Outro microrganismo amplamente empregado é o Azospirillum brasilense, associado ao fortalecimento do sistema radicular, maior absorção de nutrientes e aumento da tolerância das plantas aos estresses climáticos.

Reconhecimento internacional fortalece pesquisa brasileira

O avanço da pesquisa nacional em bioinsumos ganhou destaque internacional em 2025, quando a pesquisadora da Embrapa Mariangela Hungria recebeu o World Food Prize, considerado o “Nobel da Agricultura”, pelo desenvolvimento de tecnologias ligadas à fixação biológica de nitrogênio.

Para a ANPII Bio, o reconhecimento reforça o protagonismo do Brasil na construção de soluções capazes de aumentar a produtividade agrícola com menor dependência de fertilizantes minerais importados.
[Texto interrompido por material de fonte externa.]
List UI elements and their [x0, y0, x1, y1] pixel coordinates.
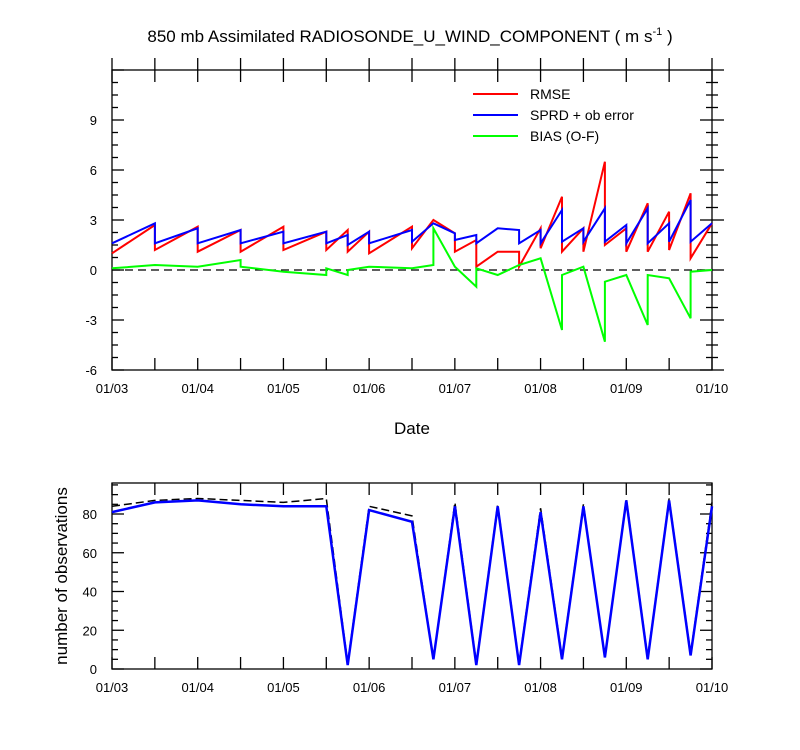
bottom-panel: 0 20 40 60 80 01/03 01/04 01/05 01/06 01/07 01/08…: [52, 482, 729, 695]
bottom-x-tick-label: 01/07: [439, 680, 472, 695]
bottom-x-tick-label: 01/03: [96, 680, 129, 695]
chart-title-end: ): [662, 27, 672, 46]
legend: RMSE SPRD + ob error BIAS (O-F): [473, 86, 634, 144]
bottom-y-tick-label: 20: [83, 623, 97, 638]
bottom-x-tick-label: 01/04: [181, 680, 214, 695]
bottom-x-tick-labels: 01/03 01/04 01/05 01/06 01/07 01/08 01/09 01/10: [96, 680, 729, 695]
series-line-bias-o-f: [111, 224, 713, 342]
top-y-tick-label: 3: [90, 213, 97, 228]
top-x-tick-label: 01/08: [524, 381, 557, 396]
series-line-bottom-solid-1: [111, 499, 714, 666]
bottom-x-tick-label: 01/08: [524, 680, 557, 695]
top-x-tick-labels: 01/03 01/04 01/05 01/06 01/07 01/08 01/09 01/10: [96, 381, 729, 396]
chart-title-main: 850 mb Assimilated RADIOSONDE_U_WIND_COM…: [147, 27, 652, 46]
legend-label-sprd-ob-error: SPRD + ob error: [530, 107, 634, 123]
top-y-tick-label: 6: [90, 163, 97, 178]
top-y-tick-label: -3: [85, 313, 97, 328]
series-line-rmse: [111, 161, 713, 271]
top-y-tick-labels: -6 -3 0 3 6 9: [85, 113, 97, 378]
top-x-tick-label: 01/04: [181, 381, 214, 396]
bottom-x-tick-label: 01/10: [696, 680, 729, 695]
top-x-tick-label: 01/05: [267, 381, 300, 396]
top-series: [111, 161, 713, 342]
bottom-series: [111, 497, 714, 666]
bottom-plot-frame: [111, 482, 713, 670]
top-x-tick-label: 01/06: [353, 381, 386, 396]
bottom-x-tick-label: 01/06: [353, 680, 386, 695]
bottom-y-tick-label: 40: [83, 585, 97, 600]
top-x-tick-label: 01/10: [696, 381, 729, 396]
top-x-tick-label: 01/09: [610, 381, 643, 396]
top-y-tick-label: -6: [85, 363, 97, 378]
bottom-y-tick-label: 80: [83, 507, 97, 522]
x-axis-title: Date: [394, 419, 430, 438]
legend-label-bias-o-f: BIAS (O-F): [530, 128, 599, 144]
bottom-x-tick-label: 01/05: [267, 680, 300, 695]
legend-label-rmse: RMSE: [530, 86, 570, 102]
chart-title: 850 mb Assimilated RADIOSONDE_U_WIND_COM…: [147, 26, 672, 46]
top-y-tick-label: 9: [90, 113, 97, 128]
top-x-tick-label: 01/07: [439, 381, 472, 396]
series-line-sprd-ob-error: [111, 199, 713, 247]
bottom-y-tick-label: 0: [90, 662, 97, 677]
top-ticks: [111, 58, 724, 371]
bottom-y-tick-label: 60: [83, 546, 97, 561]
bottom-y-tick-labels: 0 20 40 60 80: [83, 507, 97, 677]
chart-title-superscript: -1: [652, 26, 662, 38]
top-y-tick-label: 0: [90, 263, 97, 278]
bottom-x-tick-label: 01/09: [610, 680, 643, 695]
top-x-tick-label: 01/03: [96, 381, 129, 396]
y-axis-title: number of observations: [52, 487, 71, 665]
bottom-ticks: [111, 483, 713, 670]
Marco legal impulsiona expansão do setor

Outro fator considerado decisivo para o crescimento do segmento é a Lei dos Bioinsumos (Lei nº 15.070/2024), que estabelece um marco regulatório para estimular a inovação, ampliar a produção nacional e acelerar a adoção dessas tecnologias no campo.

Segundo a entidade, a regulamentação da legislação deverá fortalecer ainda mais a competitividade da indústria brasileira de bioinsumos, criando condições favoráveis para novos investimentos em pesquisa, desenvolvimento e produção.

Na avaliação da ANPII Bio, os bioinsumos não devem ser vistos como substitutos dos fertilizantes minerais, mas como ferramentas complementares para tornar os sistemas produtivos mais eficientes, resilientes e menos vulneráveis às oscilações do mercado internacional, contribuindo para a segurança alimentar e a competitividade do agronegócio brasileiro.